Im Festnetzmarkt werden die Unternehmen wie im Vorjahr 32,8 Milliarden Euro umsetzen – 13,8 Milliarden Euro davon entfallen wie 2017 auf die Telekom, die Wettbewerber verbuchen dieses Jahr 13,3 Milliarden Euro (2017: 13,5 Milliarden Euro/-1,5 Prozent). Bei den Kabelnetzbetreibern setzt sich das Wachstum fort. Einen großen Beitrag zum Festnetzumsatz der Telekom leisten die Einnahmen durch Vorleistungsprodukte, die die Wettbewerber beim Ex-Monopolisten einkaufen (Abb. 13). „Vor allem infolge der zweiten Vectoring-Entscheidung der Bundesnetzagentur müssen viele Wettbewerber verstärkt auf Bitstrom-Vorleistungen zurückgreifen. Das hat die Abhängigkeit der alternativen Festnetzanbieter von Telekom Deutschland in den letzten Jahren deutlich erhöht“, erläutert Prof. Gerpott. Bei Zugängen auf Basis eines virtuellen Bitstrom-Zugangs fließen pro Euro Umsatz direkt 70 Cent an die Telekom Deutschland.
 
Trotz teils stagnierender Umsätze erreichen die Investitionen in Sachanlagen laut Studie dieses Jahr rund 8,3 Milliarden Euro – und damit den höchsten Wert seit dem Jahr 2001. Das sind rund 0,1 Milliarde Euro mehr als in 2017. Seit der Marktliberalisierung haben die Wettbewerber rund 78 Milliarden Euro investiert, die Telekom 73 Milliarden Euro.
 
Erstmals eine Million FTTB/H-Kunden
Die Zahl der Festnetz-Breitbandanschlüsse steigt in diesem Jahr erneut: Sie nimmt um rund 1,1 Million auf 34,3 Millionen zu (+3,3 Prozent) (Abb. 10).

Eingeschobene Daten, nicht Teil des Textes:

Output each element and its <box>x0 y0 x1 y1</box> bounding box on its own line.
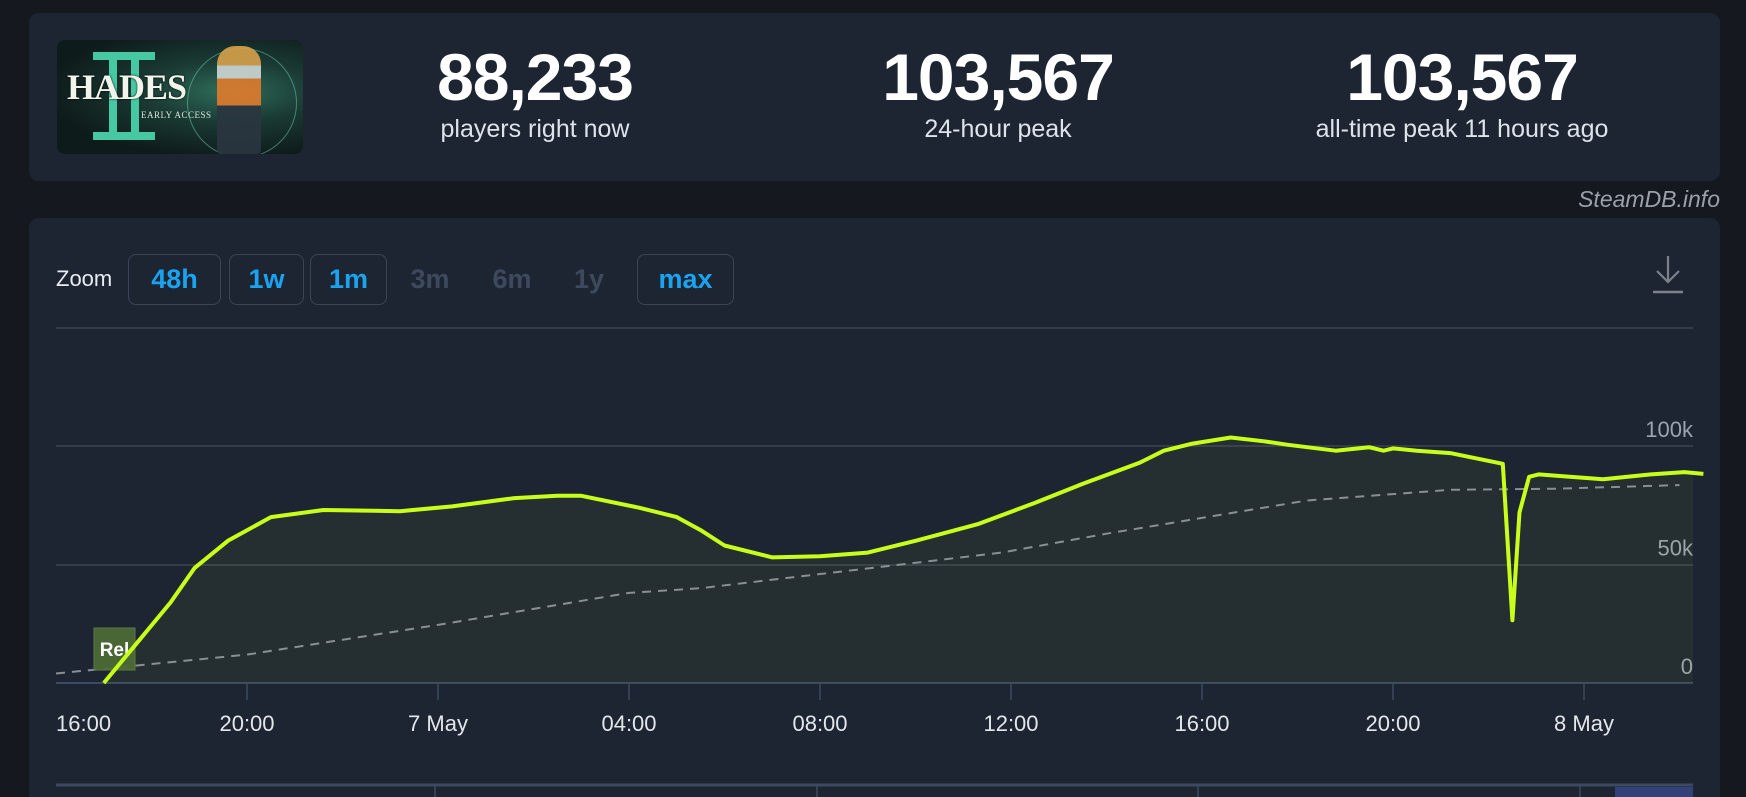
stat-label: 24-hour peak <box>924 115 1072 143</box>
x-tick-label: 8 May <box>1554 711 1614 736</box>
release-marker-label: Rel <box>100 640 130 661</box>
zoom-1w-button[interactable]: 1w <box>229 254 304 305</box>
zoom-label: Zoom <box>56 266 113 291</box>
download-button[interactable] <box>1649 254 1687 296</box>
game-logo-text: HADES <box>67 67 187 107</box>
players-line <box>102 435 1704 685</box>
stat-all-time-peak: 103,567 all-time peak 11 hours ago <box>1252 41 1672 145</box>
x-tick-label: 7 May <box>408 711 468 736</box>
x-axis: 16:00 20:00 7 May 04:00 08:00 12:00 16:00 20:00… <box>56 683 1614 736</box>
download-icon <box>1653 256 1683 294</box>
thumbnail-character-art <box>217 46 261 154</box>
x-tick-label: 08:00 <box>792 711 847 736</box>
x-tick-label: 16:00 <box>1174 711 1229 736</box>
x-tick-label: 12:00 <box>983 711 1038 736</box>
y-tick-label: 0 <box>1681 654 1693 679</box>
y-tick-label: 50k <box>1658 536 1694 561</box>
players-area-fill <box>103 437 1704 683</box>
zoom-3m-button: 3m <box>410 264 450 294</box>
steamdb-watermark[interactable]: SteamDB.info <box>1578 186 1720 212</box>
x-tick-label: 20:00 <box>219 711 274 736</box>
player-chart-card: Zoom 48h 1w 1m 3m 6m 1y max 050k100k 16:… <box>29 218 1720 797</box>
zoom-48h-button[interactable]: 48h <box>128 254 221 305</box>
stats-header-card: HADES EARLY ACCESS 88,233 players right … <box>29 13 1720 181</box>
game-thumbnail[interactable]: HADES EARLY ACCESS <box>57 40 303 154</box>
stat-label: all-time peak 11 hours ago <box>1315 115 1609 143</box>
x-tick-label: 20:00 <box>1365 711 1420 736</box>
y-tick-label: 100k <box>1645 417 1694 442</box>
thumbnail-numeral-decoration <box>93 52 155 140</box>
release-marker-box <box>93 627 136 671</box>
trend-line <box>55 484 1680 675</box>
stat-24h-peak: 103,567 24-hour peak <box>788 41 1208 145</box>
stat-value: 88,233 <box>437 40 634 114</box>
zoom-1m-button[interactable]: 1m <box>310 254 387 305</box>
game-logo-subtitle: EARLY ACCESS <box>141 110 212 120</box>
stat-value: 103,567 <box>1346 40 1579 114</box>
zoom-1y-button: 1y <box>573 264 605 294</box>
zoom-max-button[interactable]: max <box>637 254 734 305</box>
chart-navigator[interactable] <box>56 783 1693 797</box>
stat-value: 103,567 <box>882 40 1115 114</box>
chart-gridlines <box>56 327 1693 684</box>
x-tick-label: 04:00 <box>601 711 656 736</box>
navigator-selection[interactable] <box>1615 787 1693 797</box>
stat-label: players right now <box>440 115 630 143</box>
y-axis-labels: 0 50k 100k <box>1645 417 1694 679</box>
zoom-6m-button: 6m <box>492 264 532 294</box>
stat-players-now: 88,233 players right now <box>325 41 745 145</box>
release-marker[interactable]: Rel <box>93 627 136 671</box>
x-tick-label: 16:00 <box>56 711 111 736</box>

Etwa 3,4 Millionen Haushalte (+ 520.000) werden Ende 2018 an Glasfasernetze bis ins Gebäude/bis in die Wohnung (FTTB/FTTH) angeschlossen sein – 18 Prozent mehr als im Vorjahr. Die Zahl der Haushalte, die diesen Anschluss auch buchen, legt insgesamt im Vergleich zum Vorjahr um fast ein Viertel auf erstmals über eine Million zu. Neun von zehn Haushalten, die Ende 2018 einem FTTB/H-Anschluss nutzen, beziehen diesen nicht von der Telekom, sondern von einem alternativen Carrier. Die Wettbewerber bauen drei Viertel der Glasfaseranschlüsse bis zum Gebäude (FTTB) oder in die Wohnung (FTTH) in Deutschland. „Während die Wettbewerbsunternehmen bei FTTB/H eine Take-Up-Rate von mehr als 35 Prozent erreichen, liegt diese bei der Telekom Deutschland nur bei etwa 13 Prozent“, so TK-Experte Prof. Gerpott: „Die Wettbewerbsunternehmen haben mehr echte Glasfaser-Kunden als die Telekom hier FTTB/H-Anschlüsse besitzt.“   Die Kunden wollen mehr Geschwindigkeit. Der Anteil der nachgefragten Festnetzanschlüsse mit mindestens 50 MBit/s Downstream-Bandbreite wird 2018 auf ein Drittel zulegen – rund ein Fünftel mehr als noch im Vorjahr. Der Datenhunger in Deutschland nimmt weiter rasant zu: Über mobile Anschlüsse werden in diesem Jahr 2,5 Milliarden Gigabyte in Mobilfunknetzen verschickt oder heruntergeladen – das bedeutet eine Steigerung um 86 Prozent im Vergleich zum Vorjahr. Im Festnetz übertragen die Nutzer 2018 rund 36,5 Milliarden Gigabyte – das bedeutet eine Steigerung von 12,3 Prozent. Beim Telefonieren setzt sich der seit 2014 bestehende Trend weiter fort: Es wird weniger gesprochen. In diesem Jahr sind es 896 Millionen Minuten täglich (-13 Millionen Minuten pro Tag). Im Festnetz sinkt die Zahl der Gesprächsminuten deutlicher von 340 auf 325 Millionen pro Tag, im Mobilfunknetz um „nur“ drei Millionen Minuten auf 306 Millionen Minuten pro Tag. Software-basierte Telefonie-Anwendungen, wie unter anderem Skype und Whatsapp, gewinnen insgesamt an Bedeutung (+2 Prozent; 265 Millionen Minuten täglich).